Dependency-aware orchestration. Your project has a build graph. Some things can run in parallel. Some things depend on others completing first. Some things take ten seconds, others take two minutes. dust-hive encodes this knowledge: start the database containers immediately (slow to become healthy). While they're warming up, build the Rust binaries (CPU-bound, no database dependency). Once Postgres is healthy, run migrations. Once migrations complete and binaries are built, start the API servers. The longest-running tasks start first and run in the background while shorter tasks execute in parallel.
This is project-specific. Generic tools can't know that your Elasticsearch index creation can run while your frontend is compiling, or that your worker process needs the API server healthy before it can start. dust-hive encodes our dependency graph explicitly. The result: less than 5 seconds to spawn a new environment. Not because the work disappeared, but because it's sequenced optimally.

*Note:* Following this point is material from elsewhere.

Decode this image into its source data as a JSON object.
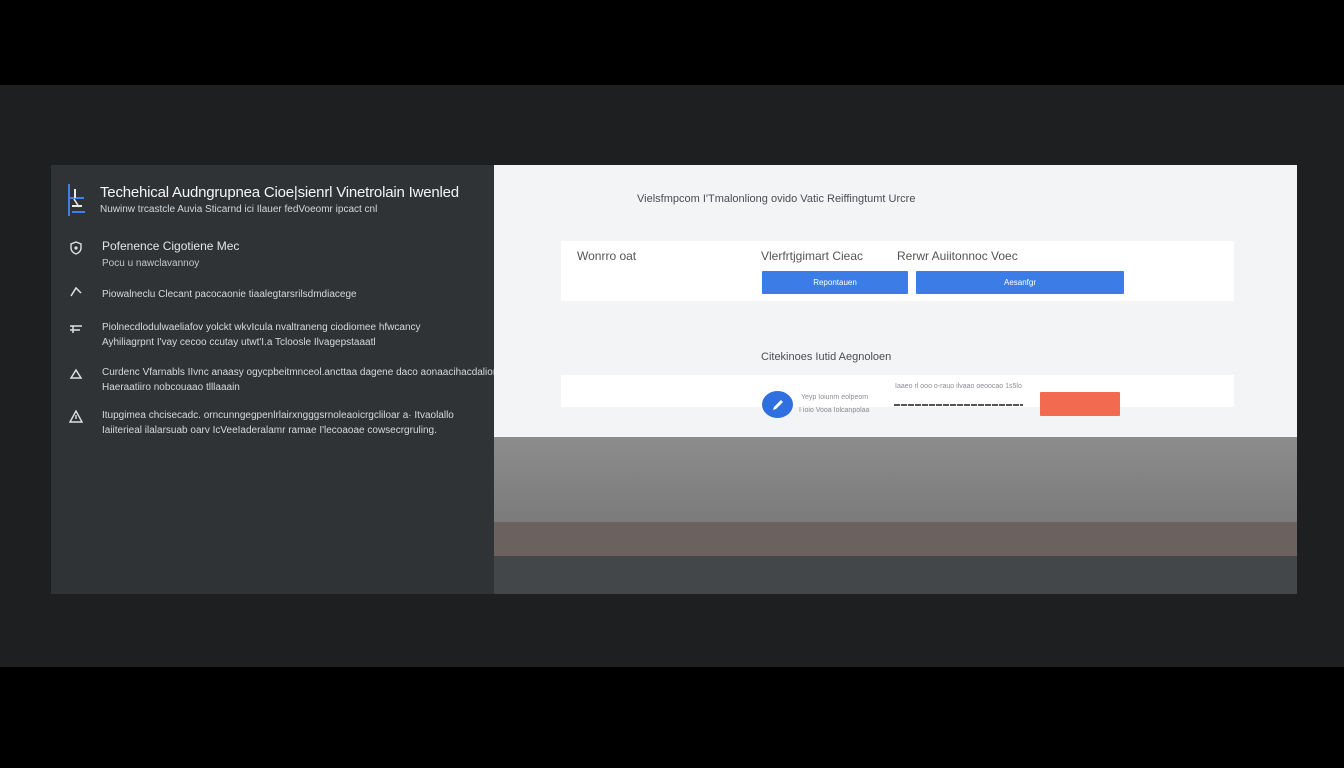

Can this be productized? Not easily. The caching transfers. The dependency orchestration doesn't. Every codebase has its own build graph, its own service dependencies, its own initialization sequence. A generic tool would need a configuration layer expressive enough to capture arbitrary dependency graphs, or it would need to be rebuilt for each project. dust-hive is fast because it encodes deep knowledge about our specific stack. That knowledge doesn't generalize.
What should you do to get here?
If you're beginning to explore parallel agents, start simple. A few checkouts, manual port offsets, separate Docker Compose projects. Validate the workflow before investing in tooling.
If you're running 5+ agents and hitting friction, build something. The core concepts transfer: git worktrees for branch isolation, port ranges for service isolation, a terminal multiplexer for persistent sessions, aggressive caching for speed. The dependency orchestration requires understanding your own build graph: what can parallelize, what blocks on what, what takes longest and should start first.
The infrastructure investment pays off when environment switching becomes invisible. When spawning a new workstream takes less time than formulating the task. When the bottleneck shifts from "waiting for setup" to "how fast can I review what the agents produced."
That's when you stop operating on a fixed grid and start maintaining a hive.
What Comes Next
Two extensions on the roadmap:
Remote environments on devboxes. Running environments on remote machines saves local resources and lets agents continue working when your laptop is closed. The control interface stays local. Your terminal connects to remote daemons. Same workflow, but your machine stays cool and quiet while the hive keeps humming.
Sharing warm environments with teammates. Exposing a warm environment over Tailscale turns it into a preview environment. "Check out
http://henry-env-a.tailscale:10000" becomes a real workflow. No deploy. No staging. Just share your local hive.The Shift
The transition from maker to manager schedule is happening now. Engineers who spent 6 hours in deep flow writing code now spend that time reviewing, directing, steering. The cognitive work has changed shape.
You need tools that match this shape. A real control center in your terminal, handling multiple concurrent contexts. Infrastructure making isolated environments easy to spin up. UI giving visibility across everything happening at once.
Building with AI agents requires the same technical depth as building without them. More breadth, certainly. You're responsible for more code written faster across more contexts. The leverage is real. So is the cognitive load.
You're writing less code because you're more technical: technical enough to direct multiple agents, catch their mistakes, maintain architectural coherence, ship quality software faster than you could alone.
Dust-hive exists because working with AI agents at speed demands better infrastructure. When you're maintaining a hive, you need tools built for beekeeping.